The Dynamic Dispatch Waves Problem for Same-Day Delivery

We study same-day delivery systems by formulating the Dynamic Dispatch Waves Problem (DDWP), which models a distribution center where geographically located delivery orders realize dynamically throughout the day. At each decision epoch (wave), the system's operator chooses whether or not to dispatch a vehicle route loaded with orders ready for service, to minimize vehicle travel and penalties for unserved requests. This work extends the one-dimensional variant in Klapp et al. (2016) to any network topology. We formulate an arc-based integer programming model and design local search heuristics to solve the deterministic DDWP and use this variant to design an a priori solution determined only with information disclosed at the start of the operation, and provide three approaches to obtain dynamic policies from it.
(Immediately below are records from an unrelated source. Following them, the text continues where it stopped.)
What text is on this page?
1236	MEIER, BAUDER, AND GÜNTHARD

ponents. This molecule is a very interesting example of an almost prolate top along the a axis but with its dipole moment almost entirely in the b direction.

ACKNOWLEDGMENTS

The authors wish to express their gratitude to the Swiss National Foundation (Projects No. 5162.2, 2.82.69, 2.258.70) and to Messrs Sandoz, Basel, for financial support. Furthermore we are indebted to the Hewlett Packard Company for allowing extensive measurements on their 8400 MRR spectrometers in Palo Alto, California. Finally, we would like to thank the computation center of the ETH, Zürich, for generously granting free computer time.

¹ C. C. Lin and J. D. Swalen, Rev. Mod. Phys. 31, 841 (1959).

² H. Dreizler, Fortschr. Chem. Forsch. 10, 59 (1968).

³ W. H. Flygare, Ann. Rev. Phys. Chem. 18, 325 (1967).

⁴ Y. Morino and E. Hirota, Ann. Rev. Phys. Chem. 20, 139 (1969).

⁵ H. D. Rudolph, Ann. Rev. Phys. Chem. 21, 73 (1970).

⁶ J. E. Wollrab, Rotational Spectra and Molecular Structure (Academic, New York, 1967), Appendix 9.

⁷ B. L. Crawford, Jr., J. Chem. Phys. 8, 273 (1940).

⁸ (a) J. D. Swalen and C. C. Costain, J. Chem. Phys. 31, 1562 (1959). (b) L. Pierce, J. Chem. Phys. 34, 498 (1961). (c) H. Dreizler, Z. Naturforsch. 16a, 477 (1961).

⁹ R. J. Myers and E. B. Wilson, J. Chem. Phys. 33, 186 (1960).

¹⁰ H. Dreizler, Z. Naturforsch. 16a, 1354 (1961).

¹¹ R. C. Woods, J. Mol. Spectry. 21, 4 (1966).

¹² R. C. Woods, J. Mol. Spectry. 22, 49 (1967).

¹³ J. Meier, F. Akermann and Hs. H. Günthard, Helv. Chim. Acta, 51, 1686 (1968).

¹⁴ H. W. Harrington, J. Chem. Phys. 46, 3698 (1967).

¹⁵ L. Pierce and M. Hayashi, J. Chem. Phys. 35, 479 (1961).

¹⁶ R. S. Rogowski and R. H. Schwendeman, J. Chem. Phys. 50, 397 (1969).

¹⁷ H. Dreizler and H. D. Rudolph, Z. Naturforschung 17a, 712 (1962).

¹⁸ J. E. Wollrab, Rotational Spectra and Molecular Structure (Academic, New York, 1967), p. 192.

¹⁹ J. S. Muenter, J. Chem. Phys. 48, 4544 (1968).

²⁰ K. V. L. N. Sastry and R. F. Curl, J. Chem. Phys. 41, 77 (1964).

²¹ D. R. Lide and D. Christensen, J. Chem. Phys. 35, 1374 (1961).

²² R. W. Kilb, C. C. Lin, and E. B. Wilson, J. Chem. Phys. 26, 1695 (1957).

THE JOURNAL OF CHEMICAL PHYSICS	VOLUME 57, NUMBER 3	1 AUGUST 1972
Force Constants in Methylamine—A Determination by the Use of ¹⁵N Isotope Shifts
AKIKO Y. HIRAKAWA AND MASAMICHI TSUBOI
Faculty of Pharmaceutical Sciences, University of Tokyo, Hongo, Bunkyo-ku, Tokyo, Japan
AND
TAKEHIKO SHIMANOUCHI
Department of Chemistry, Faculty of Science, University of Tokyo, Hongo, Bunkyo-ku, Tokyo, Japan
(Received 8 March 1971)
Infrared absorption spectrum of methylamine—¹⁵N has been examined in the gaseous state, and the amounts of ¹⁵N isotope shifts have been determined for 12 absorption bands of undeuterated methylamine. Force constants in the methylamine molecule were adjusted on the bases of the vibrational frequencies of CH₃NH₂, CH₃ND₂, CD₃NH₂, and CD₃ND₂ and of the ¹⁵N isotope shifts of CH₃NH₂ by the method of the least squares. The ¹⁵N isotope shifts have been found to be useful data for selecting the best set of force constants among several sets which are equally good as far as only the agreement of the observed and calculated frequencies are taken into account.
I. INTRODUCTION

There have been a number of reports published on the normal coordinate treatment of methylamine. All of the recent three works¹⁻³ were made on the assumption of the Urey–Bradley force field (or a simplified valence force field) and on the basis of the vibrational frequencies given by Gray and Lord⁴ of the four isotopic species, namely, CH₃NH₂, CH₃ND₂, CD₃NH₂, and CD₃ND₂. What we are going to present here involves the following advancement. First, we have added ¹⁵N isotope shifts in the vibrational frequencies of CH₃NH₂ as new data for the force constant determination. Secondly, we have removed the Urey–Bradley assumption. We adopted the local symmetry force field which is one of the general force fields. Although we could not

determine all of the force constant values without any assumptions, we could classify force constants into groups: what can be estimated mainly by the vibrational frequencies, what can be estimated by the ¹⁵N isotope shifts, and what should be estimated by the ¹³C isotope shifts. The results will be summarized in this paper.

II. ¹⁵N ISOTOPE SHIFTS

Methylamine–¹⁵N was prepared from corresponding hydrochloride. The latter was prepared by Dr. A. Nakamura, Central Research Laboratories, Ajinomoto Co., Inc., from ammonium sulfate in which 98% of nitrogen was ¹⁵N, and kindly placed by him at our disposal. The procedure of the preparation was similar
We design two sets of computational experiments with different settings of geography, size, information dynamism, and order timing variability. Our results suggest that our best dynamic policies can cut the average cost of an a priori policy by 9.1%, achieving a gap of 12.1%. The marginal value of dynamic policies is concentrated in improving order coverage and increases for instances with greater variability and information dynamism. We also analyze the tradeoff between two common SDD objectives: total cost minimization versus maximizing order coverage. We find structural differences in the solution's structure for the two cases, and empirically show marginally increasing sacrifices to be made in vehicle routing efficiency to increase request coverage.